In 1981, Charles Dinarello et al reported that supernatants from white blood cells of neonates who were born after a vaginal delivery (when incubated with heat-killed bacteria) were able to elicit a temperature elevation in rabbits, a standard bioassay to determine the presence of endogenous pyrogens. However, this change in temperature could not be elicited or was very weak when the experiment was repeated with supernatants of white blood cells from neonates born by cesarean delivery before the onset of labor. Subsequently, it was found that endogenous pyrogens were cytokines that not only induced a fever but also enhanced the activity of the immune system. We now know these cytokines to be interleukin-1, tumor necrosis factor–α, and others. Thirty years after the experiment of Dinarello et al, we know that umbilical cord white blood cells of fetuses born by cesarean delivery without labor produce less interleukin-1, tumor necrosis factor–α, and interleukin-6 than those of neonates born by vaginal delivery. This interpretation is consistent with evidence that fetal white blood cells of women in term or preterm labor are activated, determined by flow cytometry. Thus, labor enhances the activity of the immune system, and we would argue that it does so to prepare for the transition from a sterile to a nonsterile environment.

How can information about exposure to the first microbiota and labor be stored by the immune system?

Even if the microbiota of neonates born after a cesarean delivery is different from that of neonates born vaginally, and if foregoing labor could lessen the activity of the immune system, this information would need to be remembered for an individual to be predisposed to an immune disorder later in life. Is this possible?

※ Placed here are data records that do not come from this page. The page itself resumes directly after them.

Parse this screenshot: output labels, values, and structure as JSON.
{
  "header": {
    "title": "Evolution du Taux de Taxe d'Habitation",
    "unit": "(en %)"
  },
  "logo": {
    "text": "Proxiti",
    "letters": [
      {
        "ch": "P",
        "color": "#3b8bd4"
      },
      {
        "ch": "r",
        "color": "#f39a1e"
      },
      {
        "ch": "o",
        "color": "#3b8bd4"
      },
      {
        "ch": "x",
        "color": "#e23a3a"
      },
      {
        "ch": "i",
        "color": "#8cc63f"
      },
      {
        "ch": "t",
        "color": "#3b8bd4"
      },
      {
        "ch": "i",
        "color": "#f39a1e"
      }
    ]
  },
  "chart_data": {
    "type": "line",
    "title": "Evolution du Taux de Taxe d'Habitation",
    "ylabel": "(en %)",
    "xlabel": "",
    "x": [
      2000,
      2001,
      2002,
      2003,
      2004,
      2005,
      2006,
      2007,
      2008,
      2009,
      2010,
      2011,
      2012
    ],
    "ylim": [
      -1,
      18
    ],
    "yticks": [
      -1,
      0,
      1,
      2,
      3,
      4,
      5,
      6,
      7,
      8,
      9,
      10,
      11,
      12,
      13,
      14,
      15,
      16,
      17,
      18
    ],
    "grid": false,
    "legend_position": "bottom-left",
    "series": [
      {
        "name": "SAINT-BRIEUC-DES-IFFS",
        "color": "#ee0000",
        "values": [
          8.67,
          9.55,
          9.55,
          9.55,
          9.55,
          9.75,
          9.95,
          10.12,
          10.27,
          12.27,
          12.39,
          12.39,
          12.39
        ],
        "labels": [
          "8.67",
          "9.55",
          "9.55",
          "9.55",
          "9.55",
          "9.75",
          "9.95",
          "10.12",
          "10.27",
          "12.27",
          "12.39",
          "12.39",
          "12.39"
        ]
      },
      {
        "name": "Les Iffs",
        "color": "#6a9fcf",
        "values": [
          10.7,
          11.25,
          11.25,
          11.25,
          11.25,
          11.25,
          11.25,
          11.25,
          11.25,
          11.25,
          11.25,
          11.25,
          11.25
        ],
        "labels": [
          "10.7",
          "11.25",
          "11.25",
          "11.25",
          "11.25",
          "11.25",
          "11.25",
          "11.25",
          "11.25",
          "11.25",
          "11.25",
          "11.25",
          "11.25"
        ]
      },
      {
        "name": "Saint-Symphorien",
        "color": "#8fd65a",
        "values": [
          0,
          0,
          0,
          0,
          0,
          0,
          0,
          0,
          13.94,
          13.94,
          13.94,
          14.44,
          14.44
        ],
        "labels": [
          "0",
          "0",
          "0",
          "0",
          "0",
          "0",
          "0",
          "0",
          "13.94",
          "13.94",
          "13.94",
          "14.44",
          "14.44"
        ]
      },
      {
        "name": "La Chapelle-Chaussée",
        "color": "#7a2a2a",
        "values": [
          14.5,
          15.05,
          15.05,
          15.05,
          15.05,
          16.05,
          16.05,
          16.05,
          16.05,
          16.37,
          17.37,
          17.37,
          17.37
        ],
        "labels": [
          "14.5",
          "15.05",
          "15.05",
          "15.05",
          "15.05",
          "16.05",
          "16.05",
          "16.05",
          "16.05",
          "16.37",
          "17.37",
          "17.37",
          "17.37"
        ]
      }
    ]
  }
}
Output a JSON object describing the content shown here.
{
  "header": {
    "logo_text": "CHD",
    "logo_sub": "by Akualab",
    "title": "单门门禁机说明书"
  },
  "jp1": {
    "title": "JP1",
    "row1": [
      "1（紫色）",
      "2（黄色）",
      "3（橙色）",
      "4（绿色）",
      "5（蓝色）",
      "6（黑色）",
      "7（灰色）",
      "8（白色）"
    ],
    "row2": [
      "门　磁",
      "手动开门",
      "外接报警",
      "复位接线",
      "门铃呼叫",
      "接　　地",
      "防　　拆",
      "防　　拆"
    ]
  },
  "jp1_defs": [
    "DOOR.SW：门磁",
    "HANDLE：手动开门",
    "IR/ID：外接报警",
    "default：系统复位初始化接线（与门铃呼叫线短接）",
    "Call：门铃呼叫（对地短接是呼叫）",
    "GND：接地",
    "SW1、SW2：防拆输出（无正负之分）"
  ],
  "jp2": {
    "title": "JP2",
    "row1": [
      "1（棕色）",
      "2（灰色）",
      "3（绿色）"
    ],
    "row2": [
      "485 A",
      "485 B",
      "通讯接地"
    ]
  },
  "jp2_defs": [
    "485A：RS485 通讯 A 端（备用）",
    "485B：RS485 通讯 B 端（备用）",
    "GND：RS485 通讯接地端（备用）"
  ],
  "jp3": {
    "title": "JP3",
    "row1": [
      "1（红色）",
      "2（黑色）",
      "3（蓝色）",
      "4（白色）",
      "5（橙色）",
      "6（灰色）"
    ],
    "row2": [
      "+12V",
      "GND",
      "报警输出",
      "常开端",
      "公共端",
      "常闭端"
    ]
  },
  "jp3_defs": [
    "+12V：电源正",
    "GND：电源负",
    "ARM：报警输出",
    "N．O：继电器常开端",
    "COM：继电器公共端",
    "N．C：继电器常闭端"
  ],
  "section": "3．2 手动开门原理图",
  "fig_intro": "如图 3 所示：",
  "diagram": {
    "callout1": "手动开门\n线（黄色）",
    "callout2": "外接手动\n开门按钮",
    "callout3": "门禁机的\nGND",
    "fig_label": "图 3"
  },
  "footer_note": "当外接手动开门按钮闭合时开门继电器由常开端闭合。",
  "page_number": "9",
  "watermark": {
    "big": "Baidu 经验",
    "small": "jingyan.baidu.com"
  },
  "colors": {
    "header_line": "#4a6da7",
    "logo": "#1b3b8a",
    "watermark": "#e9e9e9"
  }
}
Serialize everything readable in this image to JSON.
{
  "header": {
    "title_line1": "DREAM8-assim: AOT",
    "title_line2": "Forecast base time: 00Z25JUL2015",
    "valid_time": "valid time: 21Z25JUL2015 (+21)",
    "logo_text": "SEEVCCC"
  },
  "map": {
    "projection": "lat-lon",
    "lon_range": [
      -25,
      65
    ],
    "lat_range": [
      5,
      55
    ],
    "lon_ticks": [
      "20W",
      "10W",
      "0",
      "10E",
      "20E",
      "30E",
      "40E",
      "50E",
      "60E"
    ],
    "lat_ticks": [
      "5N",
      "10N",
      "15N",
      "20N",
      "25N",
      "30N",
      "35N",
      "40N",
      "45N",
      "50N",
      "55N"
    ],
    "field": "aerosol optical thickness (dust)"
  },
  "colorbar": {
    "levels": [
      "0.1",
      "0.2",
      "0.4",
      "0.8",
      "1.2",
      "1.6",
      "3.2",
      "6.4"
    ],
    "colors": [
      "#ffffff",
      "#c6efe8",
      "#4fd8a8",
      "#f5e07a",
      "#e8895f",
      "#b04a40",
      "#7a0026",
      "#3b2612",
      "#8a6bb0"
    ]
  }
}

Memory is an important feature of the immune system; it accounts, among other things, for the success of vaccination. Exposure to microorganisms transforms naïve T cells into memory T cells (often called “pathogen-specific memory lymphocytes”). Epigenetic changes (mediated through gene methylation and chromatin modifications) are considered the molecular basis of immunologic memory. Schlinzig et al first reported that umbilical cord leukocytes obtained at the time of cesarean delivery have a higher degree of global methylation than those obtained after vaginal delivery, and proposed that vaginal delivery is associated with global demethylation. Because methylation “silences” gene expression, this is an attractive mechanistic explanation for the priming of the immune response that is observed with the stress of labor. After the online publication of the review by Cho and Norman, a study from the University of Michigan reported no difference in global methylation of leukocytes that were obtained from neonates born by cesarean or vaginal delivery. However, this does not exclude the possibility that exposure to labor affects the epigenome in a gene-specific (rather than global) manner. The next step is to determine whether labor elicits epigenetic changes in genes that are involved in the immune response.